A quien Dios ha perdonado...
La visión del beato Jean-Joseph Lataste para mujeres encarceladas
Por: Ann Bottenhorn
Poco después de cumplir treinta y dos años, el sacerdote dominico Jean-Joseph Lataste tuvo la oportunidad de compartir el mensaje de la misericordia de Dios con un grupo de mujeres encarceladas. Su breve retiro fue el inicio de un dinámico ministerio para mujeres que sufrían grandes lesiones emocionales. El Padre Lataste murió menos de cinco años después, a la edad de treinta y seis años, pero el origen de la historia de las dominicas de Betania ofrece al mundo un signo conmovedor de las profundidades de la misericordia de Dios y de su poder para sanar plenamente a sus hijos.
Mujeres sin esperanza. Jean-Joseph Lataste nació con el nombre de Acide-Vital Lataste el 5 de septiembre de 1832, en Cadillac, Francia. A unos cuarenta kilómetros del río Garonne, al otro lado del puerto de Burdeos, unas cuatrocientas mujeres cumplían sentencias en la prisión de Cadillac. El penal se encontraba en un castillo que se veía formidable por fuera y que alguna vez fue opulento, pero que para ese momento era lúgubre, húmedo y casi desprovisto de muebles, apenas los necesarios para subsistir.

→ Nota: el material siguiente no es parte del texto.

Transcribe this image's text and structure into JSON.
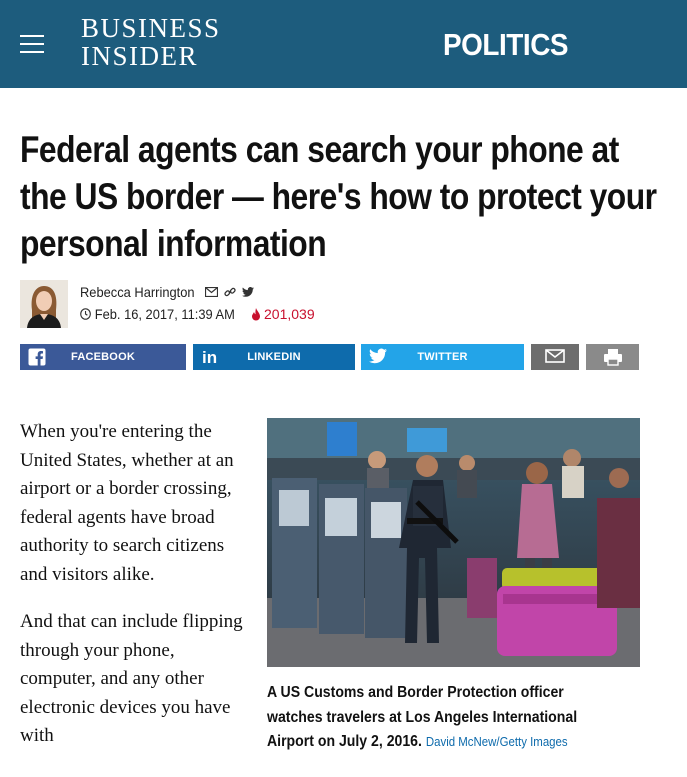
{
  "header": {
    "brand_line1": "BUSINESS",
    "brand_line2": "INSIDER",
    "section": "POLITICS",
    "menu_icon": "hamburger-menu-icon",
    "bar_color": "#1d5c7d"
  },
  "article": {
    "headline_lines": [
      "Federal agents can search your phone at",
      "the US border — here's how to protect your",
      "personal information"
    ],
    "author": "Rebecca Harrington",
    "date": "Feb. 16, 2017, 11:39 AM",
    "views": "201,039",
    "paragraphs": [
      "When you're entering the United States, whether at an airport or a border crossing, federal agents have broad authority to search citizens and visitors alike.",
      "And that can include flipping through your phone, computer, and any other electronic devices you have with"
    ],
    "caption": "A US Customs and Border Protection officer watches travelers at Los Angeles International Airport on July 2, 2016.",
    "credit": "David McNew/Getty Images"
  },
  "share": {
    "facebook": "FACEBOOK",
    "linkedin": "LINKEDIN",
    "twitter": "TWITTER",
    "colors": {
      "facebook": "#3b5998",
      "linkedin": "#0e6bac",
      "twitter": "#23a4e8",
      "email": "#6d6d6d",
      "print": "#8a8a8a"
    }
  }
}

La vida de las prisioneras de Cadillac era miserable debido al frío, la desnutrición y la falta de higiene. La disciplina era severa; el temor y la desesperación despedían un hedor persistente. Pasaban largas horas haciendo trabajos forzados en completo silencio y solamente recibían dos escasas comidas al día. La sociedad francesa consideraba que estas mujeres —condenadas por infanticidio, prostitución y robo— eran un virus contagioso, y el encarcelamiento era la forma de contener la infección. En prisión, ya fuera por diez, veinte años o de por vida, se les recordaba continuamente la maldad que habían cometido. Muchas se desesperaban y cometían suicidio.

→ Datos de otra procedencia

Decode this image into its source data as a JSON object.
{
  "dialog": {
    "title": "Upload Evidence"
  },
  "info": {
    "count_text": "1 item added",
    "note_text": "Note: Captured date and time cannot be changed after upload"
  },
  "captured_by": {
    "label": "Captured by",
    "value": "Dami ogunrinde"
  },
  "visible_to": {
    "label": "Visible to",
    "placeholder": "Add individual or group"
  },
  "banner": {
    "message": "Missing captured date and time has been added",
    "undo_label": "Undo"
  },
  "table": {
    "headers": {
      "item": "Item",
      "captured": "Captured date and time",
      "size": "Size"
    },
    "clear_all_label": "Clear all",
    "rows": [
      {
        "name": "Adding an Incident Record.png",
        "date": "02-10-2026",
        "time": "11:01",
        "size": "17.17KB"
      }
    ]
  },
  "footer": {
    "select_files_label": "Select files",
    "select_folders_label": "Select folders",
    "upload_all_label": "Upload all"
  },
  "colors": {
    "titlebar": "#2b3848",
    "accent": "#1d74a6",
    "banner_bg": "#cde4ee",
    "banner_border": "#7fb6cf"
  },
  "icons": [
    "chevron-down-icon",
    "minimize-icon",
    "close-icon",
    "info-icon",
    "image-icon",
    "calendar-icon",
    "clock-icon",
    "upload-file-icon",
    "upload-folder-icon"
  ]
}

El apóstol de las prisioneras. En septiembre de 1864, el Padre Lataste fue enviado a la prisión a dirigir un retiro de cuatro días. Habían dado permiso para que hubiera adoración perpetua del Santísimo Sacramento en la capilla de la prisión, y él iba a preparar a las mujeres encarceladas con tal fin. Como la mayoría de los habitantes del lugar, el presbítero había escuchado los relatos espeluznantes que se contaban de las mujeres, que eran casi todas víctimas de los “prejuicios de la gente” y de un “instintivo desprecio”, como lo describió él, por parte de la población. Fue “con una punzada de dolor y el pensamiento de que probablemente era inútil,” como él dijo, que el Reverendo Lataste llegó a la puerta de la cárcel para dirigir el retiro.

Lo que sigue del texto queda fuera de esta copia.